Giro.
Simon Yares said this was a career defining victory in the 2025 Giro D’Italia, after gaining the pink jersey on the same mountain and almost the same dramatic fashion he lost it in 2018.
Chris Froome’s 80km attack seven years ago, left Simon Yates in his wake, the Bury twin losing his race lead and so much time that he dropped to 17th, eventually finishing 21st, an hour and a quarter behind Froome.
He’d danced that race, winning three stages, with a number of top 5 finishes. It was said at the time that his attacking exploits had led to his downfall. All that energy spent to get into pink and extend his lead in pink, was gone even before Froome went on the rampage.
In 2025 things were different. He wasn’t really among the favourites, and for most of the race you didn’t see him, certainly not as you did in ’18. A few times with his nose in the wind, working for the likes of Wout van Aert. But most of the rest of the time if he ever found himself at the front he seemed desperate to get behind someone, always looking behind himself, at others. Looking like he just wanted to wheelsuck like one of his teammates.
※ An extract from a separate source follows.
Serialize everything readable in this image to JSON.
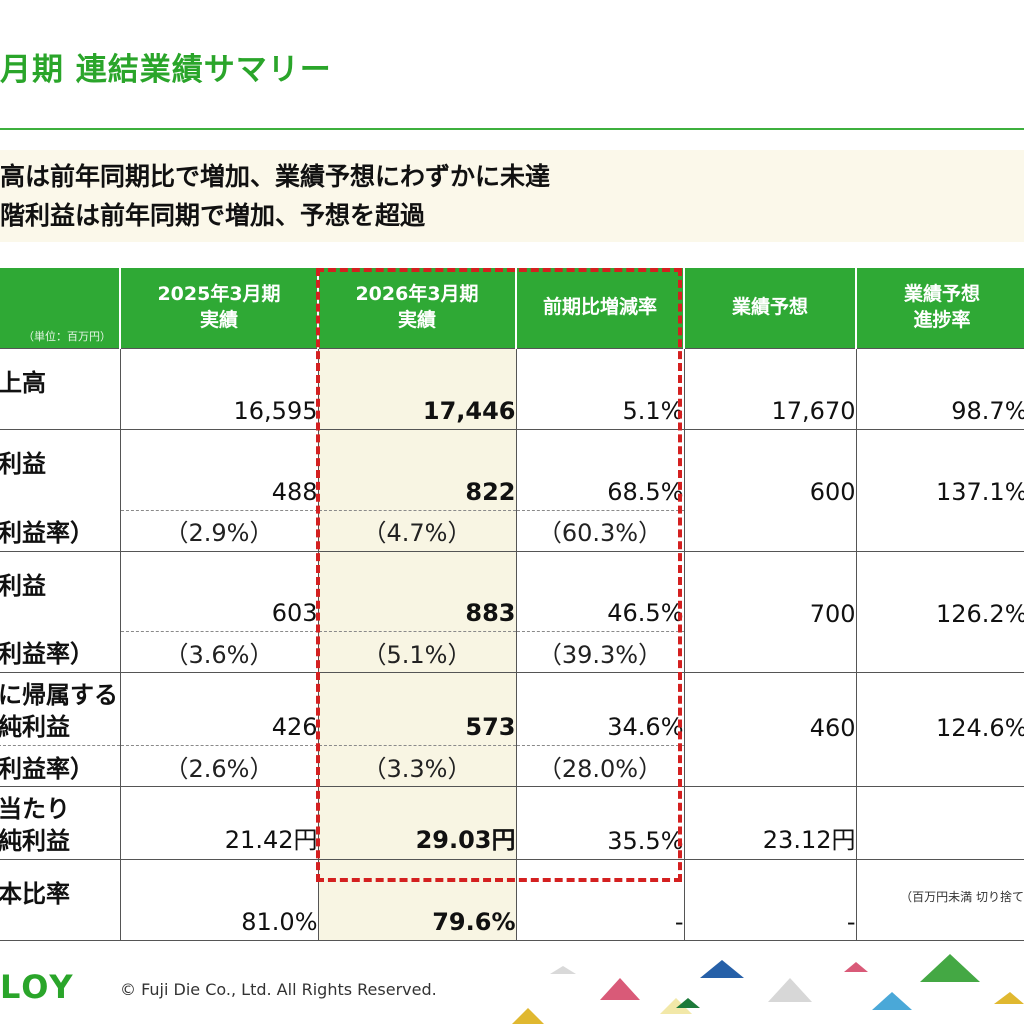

But then he went on the 20th stage turning a minute 21 deficit into a nearly four minute lead, while the pink jersey, Isaac del Toro, and the other only real contender, 2019 winner Richard Carapaz, looked at each other and didn’t chase him down. As the time went out and out and out.
The Colle delle Finestre, it’s where he was defeated in ’18. It’s where he triumphed in ’25. 40km of riding away from history and into history.
A magnificent victory for an old man of the sport. Two old guys on the podium, with Del Toro the youngster, who for the most part had looked pretty good in pink. One great stage victory – a great celebration – and one just one real blip before Yates left him behind.
The other main winner was Mads Pedersen, the spring had seen a few podium finishes in the Classics, one top step, but he took the opening week of the Giro by storm. Powering to the the win on stage 1, he took pink, he almost kept it in the following day’s time trial, losing out by 1 second, to pre-race favourite Primoz Roglic. He regained pink with victory in the last stage in Albania. He held it until Roglic took it back on stage 7. With 4 stage wins and the maglia ciclamino, which he held all through the race.
And so Roglic, he took pink on stage 2, lost it on stage 3, retook it on stage 7 and lost it on stage 8. Dropped to 10th on stage 9 and left the race o stage 16. Yet again if there was crashes going Primoz was there. He does seem so very accident prone on the road.
There was also some great stages. Carlos Verona winning only his second professional race, at 32, after years working for others. Kasper Asgreen holding off the chasers with a gap that just stuck around the 15 second mark for kilometre after kilometre.